Le 8 janvier 2007, le tribunal criminel de Blida a entamé une série de procès au cours desquels plusieurs personnes ont été jugées pour différents chefs d’inculpation. Abdelmoumene Khelifa, le P-DG du groupe Khalifa, a été condamné par contumace à la perpétuité pour plusieurs crimes. Ces premières actions de justices sont parvenues à provoquer son arrestations le 27 mars 2003 à Londres.

Et plus tard, du côté français, le parquet de Nanterre avait ouvert, en fin de l’année 2003 aussi. Une information judiciaire pour abus de confiance, banqueroute par détournement d’actifs, banqueroute par dissimulation de comptabilité et blanchiment en bande organisée.

QUAND RAK parle de tortures, comme les islamo-terroristes

L’intéressé avait suivi toutes les formalités légales de recours, tant devant les juridictions anglaises qu’européennes. Une fois épuisées ces procédures, le mandat d’arrêt qui le poursuivait depuis 2003, s’est exécuté avec une conformité des plus rigoureuses du droit international. L’épuisement, au 31 décembre 2013, des actions réglementaires a finalement été avalisé, l’appel auprès de la Cour européenne des droits de l’Homme n’a pas été retenue.

Ce qui n’est pas le cas des nombreux islamo-terroristes algériens réfugiés en Europe, qui sont poursuivis par justice algérienne.
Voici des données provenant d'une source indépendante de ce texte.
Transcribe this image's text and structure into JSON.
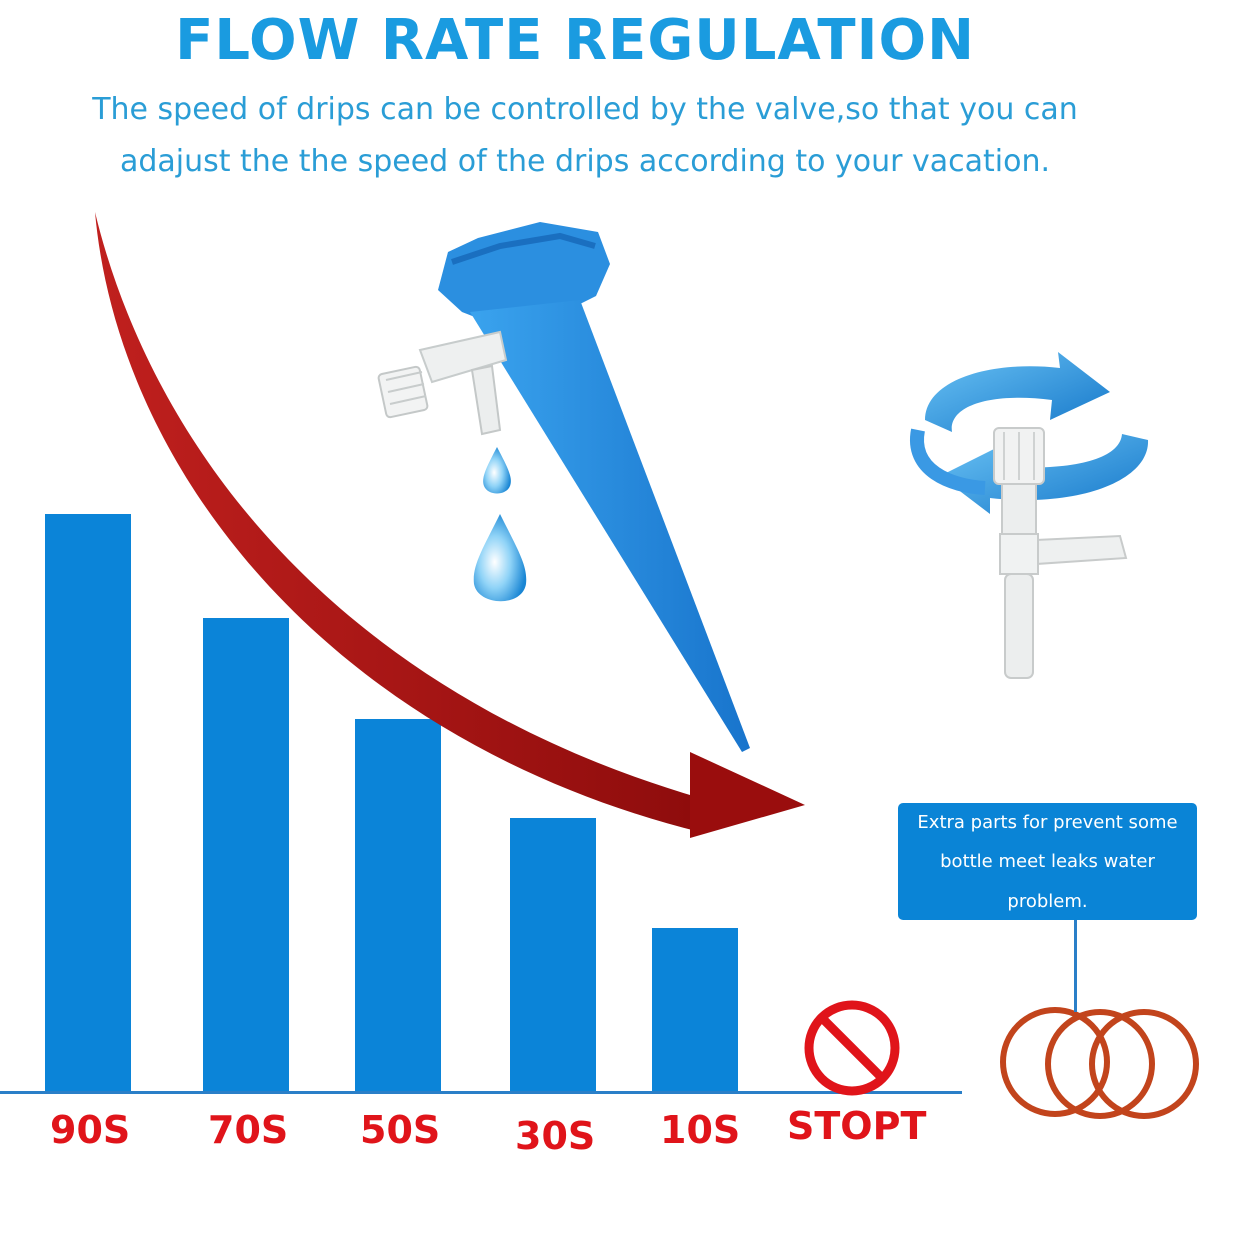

Qui pourtant avec des dossiers consistants et des preuves irréfutables, jouissent de cette protection des instances des « Droits de l’Homme », sous prétexte qu’ils risquent d’être torturés.
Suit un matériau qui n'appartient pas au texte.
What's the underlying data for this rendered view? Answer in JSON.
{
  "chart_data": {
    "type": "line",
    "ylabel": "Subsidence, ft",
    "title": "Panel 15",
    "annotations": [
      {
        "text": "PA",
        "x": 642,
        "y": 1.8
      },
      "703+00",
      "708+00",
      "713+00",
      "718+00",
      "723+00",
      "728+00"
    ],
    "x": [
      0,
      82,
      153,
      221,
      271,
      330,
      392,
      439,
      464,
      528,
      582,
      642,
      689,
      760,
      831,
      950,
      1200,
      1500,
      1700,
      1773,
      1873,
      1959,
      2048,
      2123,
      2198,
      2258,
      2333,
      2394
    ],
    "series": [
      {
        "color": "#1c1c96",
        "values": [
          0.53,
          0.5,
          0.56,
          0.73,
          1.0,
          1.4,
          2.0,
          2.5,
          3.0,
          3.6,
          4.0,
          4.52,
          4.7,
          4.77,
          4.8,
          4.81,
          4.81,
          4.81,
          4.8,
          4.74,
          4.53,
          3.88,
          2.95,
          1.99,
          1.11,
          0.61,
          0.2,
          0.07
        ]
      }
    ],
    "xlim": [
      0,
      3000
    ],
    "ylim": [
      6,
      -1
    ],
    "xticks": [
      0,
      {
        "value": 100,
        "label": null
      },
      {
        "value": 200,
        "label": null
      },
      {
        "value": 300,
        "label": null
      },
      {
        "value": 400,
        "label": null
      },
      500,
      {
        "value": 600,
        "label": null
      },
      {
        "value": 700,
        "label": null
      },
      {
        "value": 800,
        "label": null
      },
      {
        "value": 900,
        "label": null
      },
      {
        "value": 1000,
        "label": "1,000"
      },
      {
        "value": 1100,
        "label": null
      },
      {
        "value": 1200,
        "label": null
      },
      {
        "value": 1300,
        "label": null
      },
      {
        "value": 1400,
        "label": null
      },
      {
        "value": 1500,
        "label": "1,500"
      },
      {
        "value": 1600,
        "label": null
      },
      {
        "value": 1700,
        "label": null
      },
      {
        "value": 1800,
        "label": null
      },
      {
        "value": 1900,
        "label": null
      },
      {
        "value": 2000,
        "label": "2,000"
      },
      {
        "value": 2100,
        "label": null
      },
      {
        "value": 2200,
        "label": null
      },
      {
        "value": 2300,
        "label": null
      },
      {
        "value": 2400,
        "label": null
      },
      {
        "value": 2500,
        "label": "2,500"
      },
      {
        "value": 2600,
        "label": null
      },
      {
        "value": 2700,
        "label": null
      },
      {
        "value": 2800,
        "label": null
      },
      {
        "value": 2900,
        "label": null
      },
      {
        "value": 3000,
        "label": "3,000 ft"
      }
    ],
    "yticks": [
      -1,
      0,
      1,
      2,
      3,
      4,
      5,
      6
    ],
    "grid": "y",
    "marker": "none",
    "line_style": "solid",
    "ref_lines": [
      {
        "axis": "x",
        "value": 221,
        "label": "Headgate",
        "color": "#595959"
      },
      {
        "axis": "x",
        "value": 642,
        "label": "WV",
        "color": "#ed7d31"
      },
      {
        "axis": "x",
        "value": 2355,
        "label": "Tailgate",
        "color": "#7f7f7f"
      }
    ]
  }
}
Une délégation de magistrats et policiers, dont l’équipe d’Interpol à Alger, s’était déplacée, depuis dimanche, auprès de la capitale anglaise pour assurer l’accompagnement de ce justiciable. Auteur de l’une des affaires économiques qui a, la 1ère médiatisée à grande échelle, montré un aspect de ce qui est la mafia-politico-financière en Algérie.

Le rapport de nombreux dirigeants algériens et de leurs descendances aux détournements des deniers publics fortement approvisionnés de la rente énergétique, a aussi éclaté à deux ou trois reprises dernièrement mettant au devant la société SONATRACH.

Accueilli par une plus forte équipe de la police judiciaire, RAK a été dirigé auprès du tribunal criminel de Blida, pour un traitement final de son mandat d’arrêt. Il a été par la suite placé en détention.